Out of the mouths...

This evening I was having some rare 1-2-1 time with my daughter, her little brother had gone to bed and was asleep in under 5 minutes, so I took Elsa down stairs with me. I gave her a chair to sit on whilst I finished off some baking. She has a sheet to fill in for her move to Year 1, so I read out the questions one at a time and she pondered and then answered me. One questioned asked who her friends were in reception. Elsa rattled off what seemed to me to be the whole class. I said we could probably write that she thinks of all her class chums as friends but who did she play with or go to when upset. She listed a few names which we agreed to write down. Then she said a little shyly and of course "X is my boyfriend". Having gripped the bench whilst taking a sharp intake of breath, I said, "sorry, what?" Elsa again said "X is my boyfriend. Well he will be one day." Whilst I was working out my next move, she then said, "of course I might have a girlfriend, like you and mummy are girlfriends, which would be nicer, but I guess what really matters in all of this is, that I fall in love with someone who falls in love with me, it doesn't matter if they are a boy or a girl".
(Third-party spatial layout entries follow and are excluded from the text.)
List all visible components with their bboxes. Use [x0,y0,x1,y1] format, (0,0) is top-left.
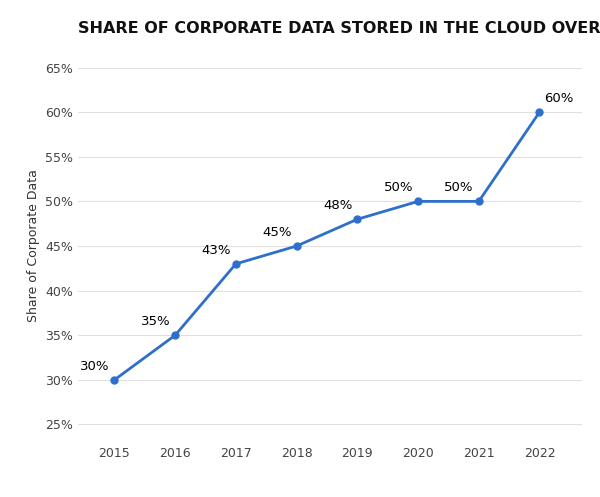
Text: 45%: 45% [262,226,292,239]
Text: 43%: 43% [202,244,231,257]
Text: 50%: 50% [383,181,413,194]
Y-axis label: Share of Corporate Data: Share of Corporate Data [26,169,40,323]
Text: 60%: 60% [544,92,574,105]
Text: 35%: 35% [140,315,170,328]
Text: 48%: 48% [323,199,352,212]
Text: 50%: 50% [445,181,474,194]
Text: SHARE OF CORPORATE DATA STORED IN THE CLOUD OVER TIME: SHARE OF CORPORATE DATA STORED IN THE CL… [78,21,600,36]
Text: 30%: 30% [80,360,110,373]
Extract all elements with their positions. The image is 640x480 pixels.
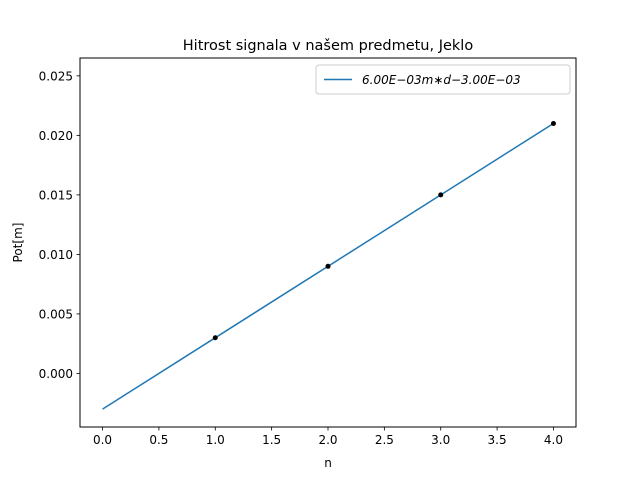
- series-layer: [102, 120, 556, 410]
- y-tick-label: 0.005: [39, 307, 73, 321]
- chart-title: Hitrost signala v našem predmetu, Jeklo: [183, 38, 474, 54]
- x-tick-label: 4.0: [544, 433, 563, 447]
- y-tick-label: 0.010: [39, 248, 73, 262]
- x-tick-label: 3.5: [488, 433, 507, 447]
- y-tick-label: 0.020: [39, 129, 73, 143]
- x-tick-label: 2.5: [375, 433, 394, 447]
- x-tick-label: 1.0: [206, 433, 225, 447]
- x-tick-label: 0.0: [93, 433, 112, 447]
- y-tick-label: 0.025: [39, 69, 73, 83]
- data-point: [212, 335, 218, 341]
- legend-box: [315, 64, 571, 95]
- x-tick-label: 0.5: [149, 433, 168, 447]
- x-axis-label: n: [324, 456, 332, 470]
- y-axis-label: Pot[m]: [11, 223, 25, 263]
- data-point: [325, 263, 331, 269]
- y-axis-ticks: 0.000 0.005 0.010 0.015 0.020 0.025: [39, 69, 80, 381]
- plot-area: [80, 58, 576, 427]
- data-point: [438, 192, 444, 198]
- data-point: [550, 120, 556, 126]
- x-tick-label: 1.5: [262, 433, 281, 447]
- y-tick-label: 0.015: [39, 188, 73, 202]
- x-axis-ticks: 0.0 0.5 1.0 1.5 2.0 2.5 3.0 3.5 4.0: [93, 427, 563, 447]
- x-tick-label: 2.0: [318, 433, 337, 447]
- plot-frame: [79, 57, 577, 428]
- legend-label: 6.00E−03m∗d−3.00E−03: [362, 73, 521, 87]
- y-tick-label: 0.000: [39, 367, 73, 381]
- legend: 6.00E−03m∗d−3.00E−03: [315, 64, 571, 95]
- x-tick-label: 3.0: [431, 433, 450, 447]
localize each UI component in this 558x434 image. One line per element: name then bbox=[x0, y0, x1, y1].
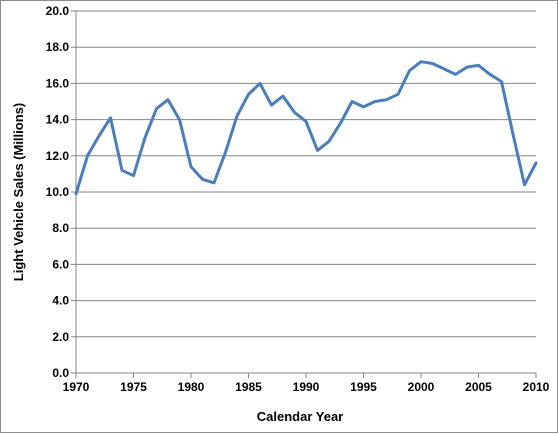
x-tick-labels: 1970 1975 1980 1985 1990 1995 2000 2005 2010 bbox=[63, 380, 550, 394]
x-tick-label: 2005 bbox=[465, 380, 492, 394]
x-axis-title: Calendar Year bbox=[257, 409, 343, 424]
x-tick-label: 1980 bbox=[178, 380, 205, 394]
y-tick-label: 4.0 bbox=[52, 294, 69, 308]
gridlines bbox=[76, 10, 536, 338]
series-line-0 bbox=[74, 60, 538, 196]
y-tick-label: 16.0 bbox=[46, 76, 70, 90]
x-tick-label: 1990 bbox=[293, 380, 320, 394]
x-tick-label: 1975 bbox=[120, 380, 147, 394]
y-tick-label: 0.0 bbox=[52, 366, 69, 380]
y-tick-labels: 0.0 2.0 4.0 6.0 8.0 10.0 12.0 14.0 16.0 18.0 20.0 bbox=[46, 4, 70, 380]
y-axis-title: Light Vehicle Sales (Millions) bbox=[11, 103, 26, 281]
y-tick-label: 14.0 bbox=[46, 113, 70, 127]
y-tick-label: 20.0 bbox=[46, 4, 70, 18]
x-tick-label: 2000 bbox=[408, 380, 435, 394]
y-tick-label: 18.0 bbox=[46, 40, 70, 54]
y-tick-label: 12.0 bbox=[46, 149, 70, 163]
x-tick-label: 1995 bbox=[350, 380, 377, 394]
x-tick-label: 1970 bbox=[63, 380, 90, 394]
y-tick-label: 6.0 bbox=[52, 257, 69, 271]
x-tick-label: 2010 bbox=[523, 380, 550, 394]
y-tick-label: 8.0 bbox=[52, 221, 69, 235]
x-tick-label: 1985 bbox=[235, 380, 262, 394]
y-tick-label: 2.0 bbox=[52, 330, 69, 344]
y-tick-label: 10.0 bbox=[46, 185, 70, 199]
series-group bbox=[74, 60, 538, 196]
And in that instant I wished my daughter was standing up in front of the General Synod having the discussion with me in front of them, because there is more wise, genuine love in that child, than in most of the adults I know. In the book Through the eyes of a child: New insights in theology from a child's perspective,  there is a section which reflects on the voices of children in the wilderness years, how "the thinking and practice apparent in conventional religious circles usually suggested children's spiritual resources were deficient in comparison with those of adults - until they had learnt and internalised the prayers, the practices and the beliefs of the tradition".

I couldn't be further from this thinking if I chopped off my own head and offered it for use as the football for the world cup final tomorrow night!! This 5 year old daughter of mine, has shown me (yet again) such grace, unconditional love and wisdom that I feel blessed to have her ministering to me. Ministering to a minister in exile, because of the adults in this world whose obsession with the practices and beliefs of tradition, override that most basic commandment 'to love'.

I sat down with Elsa and we shared a bowl of grapes together and then I snapped a piece of chocolate in  half and we ate that together in silence. She then said, "I love you mummy and I love our chats." As one who is exiled from the table because of standing by that commandment 'to love', this grape and chocolate spontaneous Eucharist tonight was quite possibly the most soul  nourishing communion, I have ever received.
May we all become like children and thus enter the kingdom of heaven.

On Children
 Kahlil Gibran
Your children are not your children.
They are the sons and daughters of Life's longing for itself.
They come through you but not from you,
And though they are with you yet they belong not to you.
You may give them your love but not your thoughts,
For they have their own thoughts.
You may house their bodies but not their souls,
For their souls dwell in the house of tomorrow,
which you cannot visit, not even in your dreams.
You may strive to be like them,
but seek not to make them like you.
For life goes not backward nor tarries with yesterday.
You are the bows from which your children
as living arrows are sent forth.
The archer sees the mark upon the path of the infinite,
and He bends you with His might
that His arrows may go swift and far.
Let your bending in the archer's hand be for gladness;
For even as He loves the arrow that flies,
so He loves also the bow that is stable.